Since last Spring, I've been researching and writing about Color Cubes, one of my favorite pieces of public art in Detroit, and David Rubello, the artist who designed it in the early '70s.
Here's Color Cubes (and a sun-soaked Washington Blvd.) shot from the Broderick Tower in Fall 2011. Image copyright Matthew Piper (CC BY-NC-4.0) |
I've admired Color Cubes for a little more than ten years, I guess -- since I really started paying attention to the downtown landscape. That admiration deepened in 2009, when Michel and I stumbled upon a poster-sized version of it, painted in acrylic, at a local junk shop and happily hung it in our home. (I later learned that Rubello had originally painted it in 1973 for the downtown offices of New Detroit, the group that commissioned the mural.) But it wasn't until Color Cubes was painted over last May that I became seriously interested. Over the last five months, I've spent a considerable amount of time conversing with the artist, photographing his work, and doing historical research about the circumstances surrounding Color Cubes' creation and destruction.
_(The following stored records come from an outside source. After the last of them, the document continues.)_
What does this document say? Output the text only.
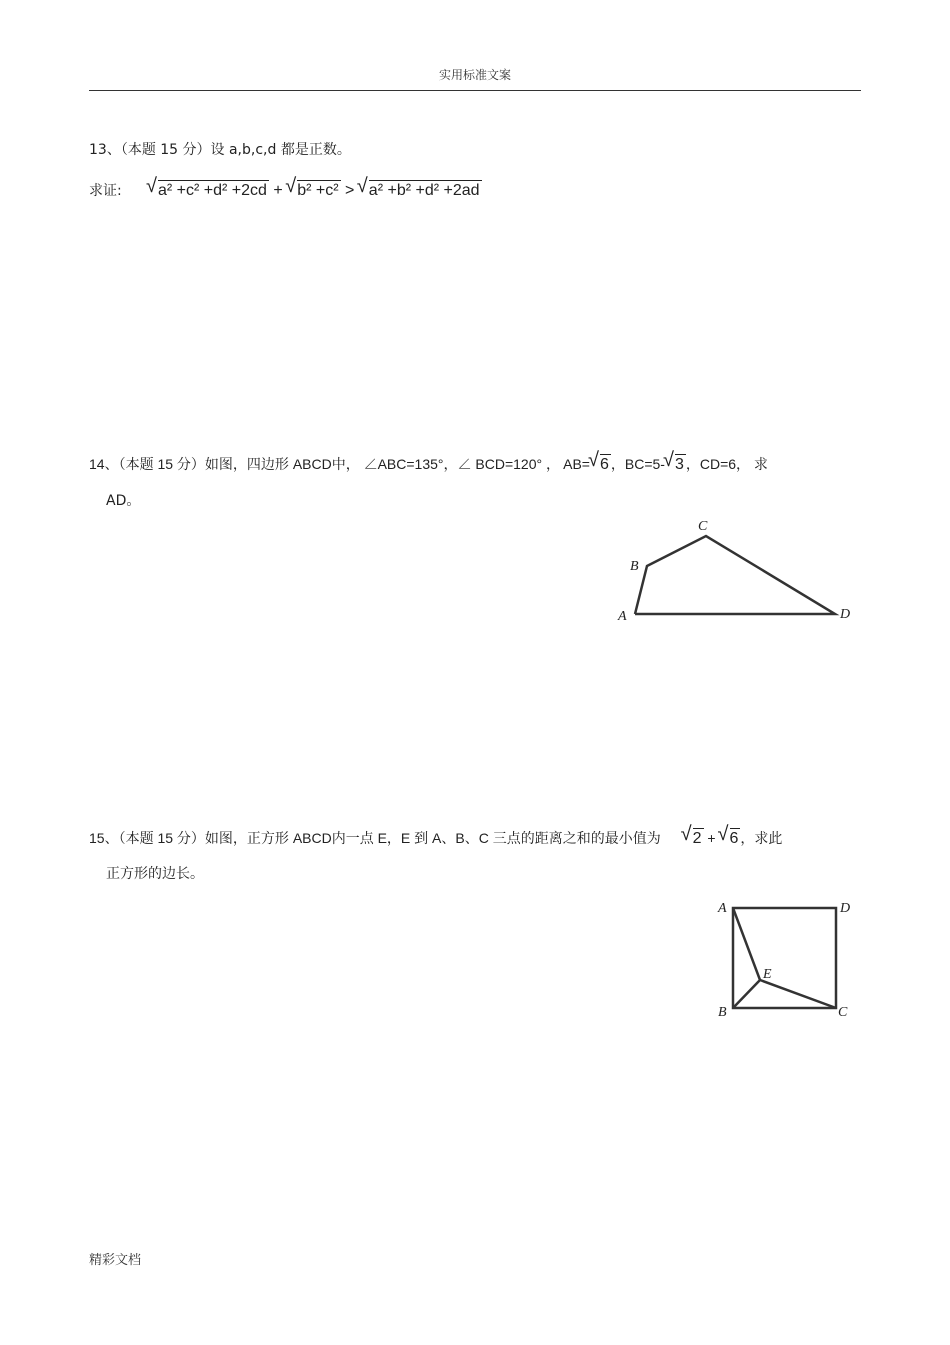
实用标准文案
13、（本题 15 分）设 a,b,c,d 都是正数。
求证:	√ a² +c² +d² +2cd + √ b² +c² > √ a² +b² +d² +2ad
14、（本题 15 分）如图，四边形 ABCD中， ∠ABC=135°，∠ BCD=120° ， AB= √ 6 ，BC=5- √ 3 ，CD=6， 求
AD。
A
B
C
D
15、（本题 15 分）如图，正方形 ABCD内一点 E，E 到 A、B、C 三点的距离之和的最小值为 √ 2 + √ 6 ，求此
正方形的边长。
A	D
B	C
E
精彩文档
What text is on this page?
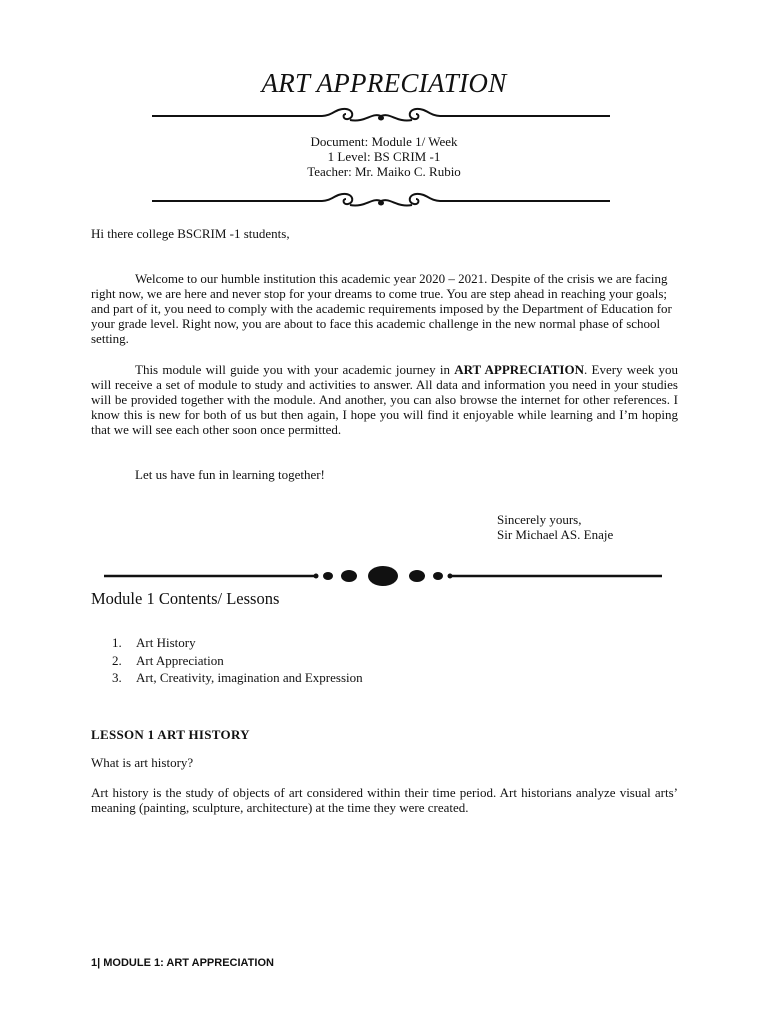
ART APPRECIATION
Document: Module 1/ Week
1 Level: BS CRIM -1
Teacher: Mr. Maiko C. Rubio
Hi there college BSCRIM -1 students,
Welcome to our humble institution this academic year 2020 – 2021. Despite of the crisis we are facing right now, we are here and never stop for your dreams to come true. You are step ahead in reaching your goals; and part of it, you need to comply with the academic requirements imposed by the Department of Education for your grade level. Right now, you are about to face this academic challenge in the new normal phase of school setting.
This module will guide you with your academic journey in ART APPRECIATION. Every week you will receive a set of module to study and activities to answer. All data and information you need in your studies will be provided together with the module. And another, you can also browse the internet for other references. I know this is new for both of us but then again, I hope you will find it enjoyable while learning and I’m hoping that we will see each other soon once permitted.
Let us have fun in learning together!
Sincerely yours,
Sir Michael AS. Enaje
Module 1 Contents/ Lessons
1. Art History
2. Art Appreciation
3. Art, Creativity, imagination and Expression
LESSON 1 ART HISTORY
What is art history?
Art history is the study of objects of art considered within their time period. Art historians analyze visual arts’ meaning (painting, sculpture, architecture) at the time they were created.
1| MODULE 1: ART APPRECIATION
This work has led to the publication of three pieces in the last three months that explore Color Cubes and David Rubello in different ways. Since the most recent just came out last week and I have no plans to write anything else on the subject in the near future, I figured it was time to collect all three in one place. Without further ado, here they are:
(Essay'd, 2/10/15)
Hamtramck-based artist, writer, and gallerist Steve Panton is currently leading Essay'd, a great effort to publish short, illustrated biographies of Detroit artists online. When he asked me to contribute one on Rubello, who has had a long and interesting career, I was glad to oblige.
(Model D, 2/3/15)
This feature article, published in the Detroit-focused online magazine Model D, introduces David Rubello to Detroitophiles and explores the remarkable circumstances under which Color Cubes was commissioned in 1972. I'm grateful to Model D's Matt Lewis for the opportunity to tell the story in this form, which gives it the chance to reach a wide and enthusiastic audience.
(Infinite Mile, 11/11/14)
This is the big one. It was the invitation to contribute something to the November 2014 edition of Infinite Mile, an online journal of art and culture in Detroit, that originally inspired me to learn more about Rubello and his lost Color Cubes. Over several months of research, I became convinced that I needed to find a new form in which to tell this story, a form that was inspired by the mural and that freed me from the familiar constraints of the essay. Encouraged in this pursuit by Stephen Dewyer and Jennifer Junkermeier, Infinite Mile's editors, I partnered with my friend Jonathan Gabel, a gifted artist and web developer, to make "the matrix," an interactive web feature that investigates Color Cubes aesthetically, culturally, and historically. Since it's meant to be explored over time rather than digested all at once, the matrix is very information-rich. As a result, it also serves an a kind of reference work for people who are interested in Color Cubes, David Rubello, and/or early '70s public art in Detroit in general.